If you want to find the unique elements in a vector that match a given vector you can use %Iin%
to test for the presence of your 'pattern' within the larger vector. The operator, %in%
, returns a logical vector. Passing that output to which()
returns the index of each TRUE
value which can be used to subset the larger vector to return all of the elements that match the 'pattern', regardless of order. Passing the subset vector to unique()
eliminates duplicates so that there is only one occurence of each element from the larger vector that matches the elements and length of the 'pattern' vector.
For example:
> num.data <- c(1, 10, 1, 6, 3, 4, 5, 1, 2, 3, 4, 5, 9, 10, 1, 2, 3, 4, 5, 6)
> num.pattern.1 <- c(1,6,3,4,5)
> num.pattern.2 <- c(1,2,3,4,5)
> num.pattern.3 <- c(1,2,3,4,6)
> unique(num.data[which(num.data %in% num.pattern.1)])
[1] 1 6 3 4 5
> unique(num.data[which(num.data %in% num.pattern.2)])
[1] 1 3 4 5 2
> unique(num.data[which(num.data %in% num.pattern.3)])
[1] 1 6 3 4 2
Notice that the first result matches the order of num.pattern.1
by coincidence.

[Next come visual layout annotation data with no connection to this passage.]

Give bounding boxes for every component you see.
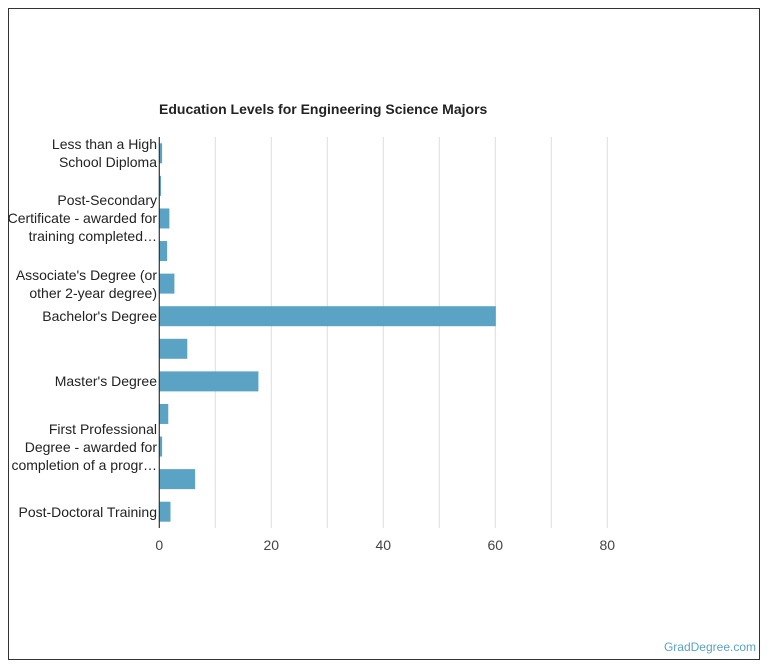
chart-frame bbox=[8, 8, 760, 660]
credit-link[interactable]: GradDegree.com bbox=[663, 640, 756, 654]
x-tick-label: 40 bbox=[375, 537, 392, 553]
bar[interactable] bbox=[159, 175, 161, 196]
bar[interactable] bbox=[159, 403, 169, 424]
category-label: Master's Degree bbox=[54, 373, 157, 390]
category-label: First Professional Degree - awarded for … bbox=[11, 420, 157, 473]
bar[interactable] bbox=[159, 241, 168, 262]
x-tick-label: 0 bbox=[155, 537, 164, 553]
bar[interactable] bbox=[159, 469, 196, 490]
category-label: Post-Secondary Certificate - awarded for… bbox=[7, 192, 157, 245]
category-label: Less than a High School Diploma bbox=[51, 136, 157, 171]
bar[interactable] bbox=[159, 338, 188, 359]
category-label: Post-Doctoral Training bbox=[18, 503, 157, 520]
category-label: Associate's Degree (or other 2-year degr… bbox=[15, 266, 157, 301]
x-tick-label: 60 bbox=[487, 537, 504, 553]
x-tick-label: 80 bbox=[599, 537, 616, 553]
chart-title: Education Levels for Engineering Science… bbox=[159, 101, 488, 117]
category-label: Bachelor's Degree bbox=[42, 308, 157, 325]
bar[interactable] bbox=[159, 273, 175, 294]
bar[interactable] bbox=[159, 501, 171, 522]
bar[interactable] bbox=[159, 143, 163, 164]
bar[interactable] bbox=[159, 436, 163, 457]
bar[interactable] bbox=[159, 208, 170, 229]
bar[interactable] bbox=[159, 371, 259, 392]
x-tick-label: 20 bbox=[263, 537, 280, 553]
bar[interactable] bbox=[159, 306, 496, 327]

The other two vectors do not match the order of the pattern vectors.
To find the exact sequence within num.data
that matches the patterns you can use something similar to the following function:
set.seed(12102015)
test.data <- sample(c(1:99), size = 500, replace = TRUE)
test.pattern.1 <- test.data[90:94]
find_vector <- function(test.data, test.pattern.1) {
# List of all the vectors from test.data with length = length(test.pattern.1), currently empty
lst <- vector(mode = "list")
# List of vectors that meet condition 1, currently empty
lst2 <- vector(mode = "list")
# List of vectors that meet condition 2, currently empty
lst3 <- vector(mode = "list")
# A modifier to the iteration variable used to build 'lst'
a <- length(test.pattern.1) - 1
# The loop to iterate through 'test.data' testing for conditions and building lists to return a match
for(i in 1:length(test.data)) {
# The list is build incrementally as 'i' increases
lst[[i]] <- test.data[c(i:(i+a))]
# Conditon 1
if(sum(lst[[i]] %in% test.pattern.1) == length(test.pattern.1)) {lst2[[i]] <- lst[[i]]}
# Condition 2
if(identical(lst[[i]], test.pattern.1)) {lst3[[i]] <- lst[[i]]}
}
# Remove nulls from 'lst2' and 'lst3'
lst2 <- lst2[!sapply(lst2, is.null)]
lst3 <- lst3[!sapply(lst3, is.null)]
# Return the intersection of 'lst2' and 'lst3' which should be a match to the pattern vector.
return(intersect(lst2, lst3))
}
For reproducibility I used set.seed()
and then created a test data set and pattern. The function find_vector()
takes two arguments: first, test.data
that is the larger numerical vector you wish to check for pattern vectors and second, test.pattern.1
that is the shorter numerical vector you wish to find in test.data
. First, three lists are created: lst
to hold test.data
divided into smaller vectors of length equal to the length of the pattern vector, lst2
to hold the pattern vectors from lst
that satisfy the first condition, and lst3
to hold from lst
the vectors that satisfy the second condition. The first condition tests that the elements of the vectors in lst
are in the pattern vector. The second condition tests that the vector from lst
matches the pattern vector by order and by element.
One problem with this approach is that NULL
values are introduced into each list when the conditions are not satisfied, but the process stops when the conditions are satisfied. For reference you may print the lists to see all the vectors tested, the vectors that meet the first condition, and the vectors that meet the second condition. The nulls can be removed. With the nulls removed, finding the intersection of lst2
and lst3
will reveal the pattern matched identically in test.data
.
To use the function make sure to explicitly define test.data <- 'a numeric vector'
and test.pattern.1 <- 'a numeric vector'
. No special packages are needed. I didn't do any benchmarking, but the function appears to work fast. I also did not look for scenarios where the function would fail.